Questo vale soprattutto quando il cliente sta confrontando più fornitori e deve ridurre il rischio percepito. In questi scenari la decisione non premia sempre chi ha il commerciale migliore in senso assoluto. Molto spesso premia chi risulta più facile da giustificare internamente. Chi comunica meglio la propria specializzazione. Chi mostra una traiettoria di crescita leggibile. Chi non sembra improvvisato. Chi appare come una scelta affidabile anche agli occhi di chi non conosce direttamente la storia della relazione.

Per questo motivo gli investimenti in marketing, advertising, relazioni pubbliche e contenuti non vanno letti solo come costo di acquisizione. Vanno letti anche come difesa del posizionamento competitivo. Servono a evitare che il valore costruito dalla forza vendita venga eroso da competitor più abili nel presidiare la percezione del mercato.

Un caso utile: quando anche un’impresa enterprise investe nel brand

Chi considera il marketing un’attività “più da aziende consumer che da contesti complessi” tende a dimenticare un fatto semplice: proprio molte realtà enterprise e multinazionali investono da anni in programmi strutturati di posizionamento, thought leadership e presenza di mercato. Non perché abbiano bisogno di sostituire il lavoro commerciale, ma perché sanno che la vendita complessa si gioca anche nella costruzione del contesto reputazionale.

Il caso IBM è esemplare. Parliamo di un’azienda con una storia fortemente legata a grandi organizzazioni, progetti complessi, relazioni di lungo periodo, cicli di vendita articolati e forte componente consulenziale. Eppure IBM ha investito nel tempo in un impianto di comunicazione molto ambizioso, con campagne come Smarter Planet, finalizzate non solo a promuovere singole soluzioni ma a orientare la percezione del mercato attorno a una visione, a un linguaggio e a un posizionamento distintivo.

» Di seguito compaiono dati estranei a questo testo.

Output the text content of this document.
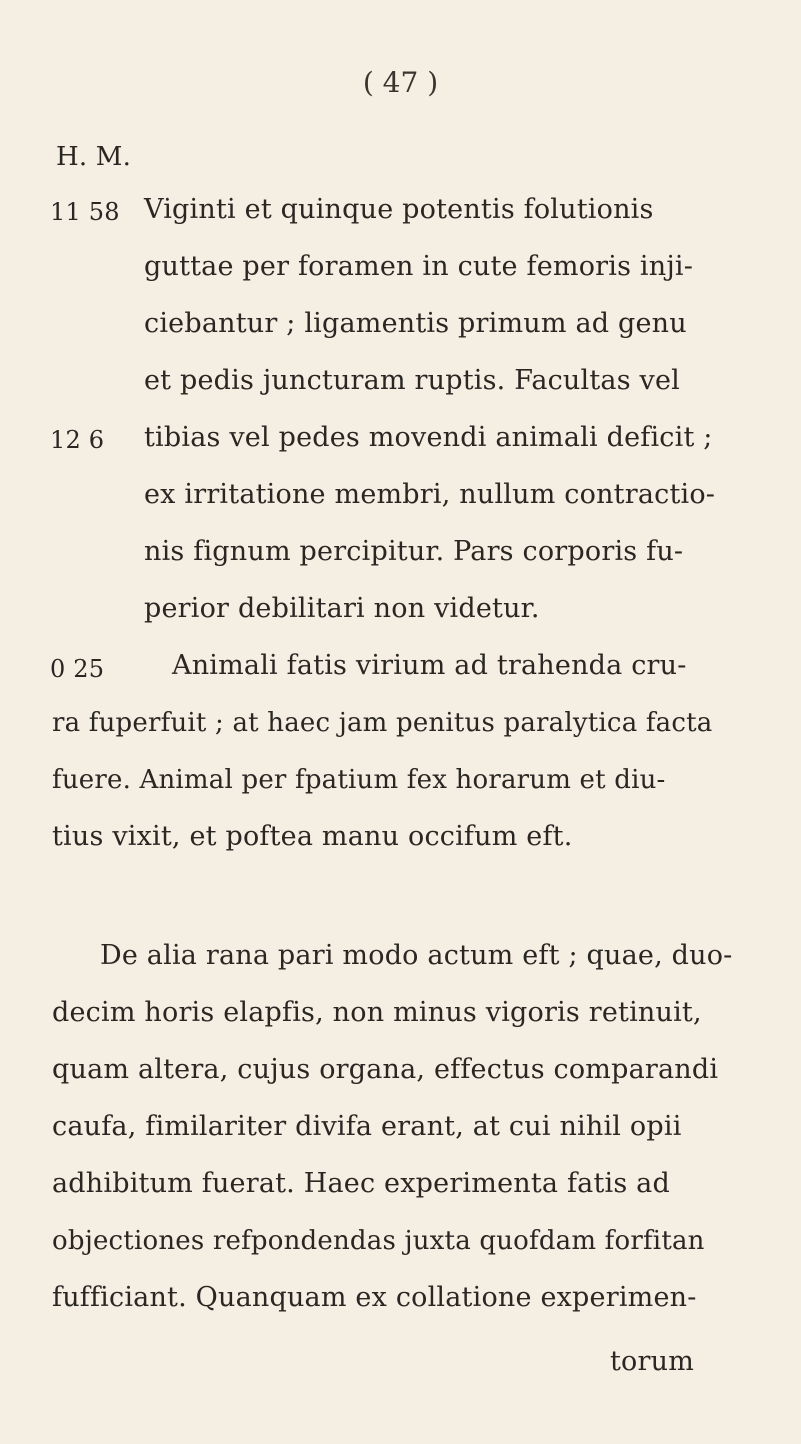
( 47 )
H. M.
11 58 Viginti et quinque potentis folutionis
guttae per foramen in cute femoris inji-
ciebantur ; ligamentis primum ad genu
et pedis juncturam ruptis. Facultas vel
12 6 tibias vel pedes movendi animali deficit ;
ex irritatione membri, nullum contractio-
nis fignum percipitur. Pars corporis fu-
perior debilitari non videtur.
0 25	Animali fatis virium ad trahenda cru-
ra fuperfuit ; at haec jam penitus paralytica facta
fuere. Animal per fpatium fex horarum et diu-
tius vixit, et poftea manu occifum eft.
De alia rana pari modo actum eft ; quae, duo-
decim horis elapfis, non minus vigoris retinuit,
quam altera, cujus organa, effectus comparandi
caufa, fimilariter divifa erant, at cui nihil opii
adhibitum fuerat. Haec experimenta fatis ad
objectiones refpondendas juxta quofdam forfitan
fufficiant. Quanquam ex collatione experimen-
torum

Il punto interessante non è la campagna in sé. Il punto è il principio che la sostiene: anche quando il business dipende da relazioni enterprise e dalla forza della struttura commerciale, il brand continua a contare perché crea un contesto di legittimazione. In mercati complessi non vince solo chi sa vendere. Vince anche chi riesce a essere percepito come interlocutore naturale su determinati temi.

Il rischio di concentrazione del fatturato: quando pochi clienti pesano troppo

Infografica sul rischio di concentrazione del fatturato con confronto tra portafoglio clienti concentrato e portafoglio diversificato

Quando pochi clienti incidono troppo sul fatturato, la stabilità del business diventa più fragile.

Qui il ragionamento diventa ancora più strategico. Molte SpA e Srl che operano in mercati B2B maturi hanno un portafoglio clienti fortemente concentrato. Non è raro che una quota molto rilevante del fatturato dipenda da pochi account. Sul breve periodo questa situazione può sembrare efficiente: il rapporto commerciale è profondo, la previsione del business è più semplice, il costo di acquisizione è relativamente contenuto e il presidio dei clienti chiave assorbe gran parte delle energie manageriali. Ma proprio questa concentrazione può trasformarsi in una fragilità seria.

Quando troppo fatturato dipende da pochi clienti, si riduce il potere negoziale dell’azienda. Ogni rinnovo pesa di più. Ogni richiesta di sconto incide di più. Ogni ritardo, cambio di management, revisione del procurement, gara internazionale o decisione di internalizzare il servizio produce un impatto maggiore. Inoltre, l’organizzazione rischia di adattarsi in modo eccessivo alle logiche di pochi account, perdendo progressivamente attrattività verso il resto del mercato.

Il caso di Imagination Technologies è stato spesso citato proprio per questa ragione. Quando Apple comunicò che avrebbe smesso di utilizzare la sua tecnologia grafica, il mercato reagì in modo molto duro anche perché Apple rappresentava una quota enorme del suo fatturato. Al di là delle specificità del caso, il principio è chiarissimo: la dipendenza da un cliente molto dominante non è mai solo un vantaggio commerciale; è anche un rischio strategico.

Ed è qui che marketing, brand e sviluppo della visibilità di mercato tornano centrali. Non come decorazione corporate, ma come leva di diversificazione. Un’impresa più visibile, più chiara nel suo posizionamento e più presente nei touchpoint informativi del proprio settore ha maggiori possibilità di allargare il perimetro della domanda, entrare in nuove shortlist, aprire conversazioni in nuovi mercati e ridurre nel tempo la dipendenza da pochi key account.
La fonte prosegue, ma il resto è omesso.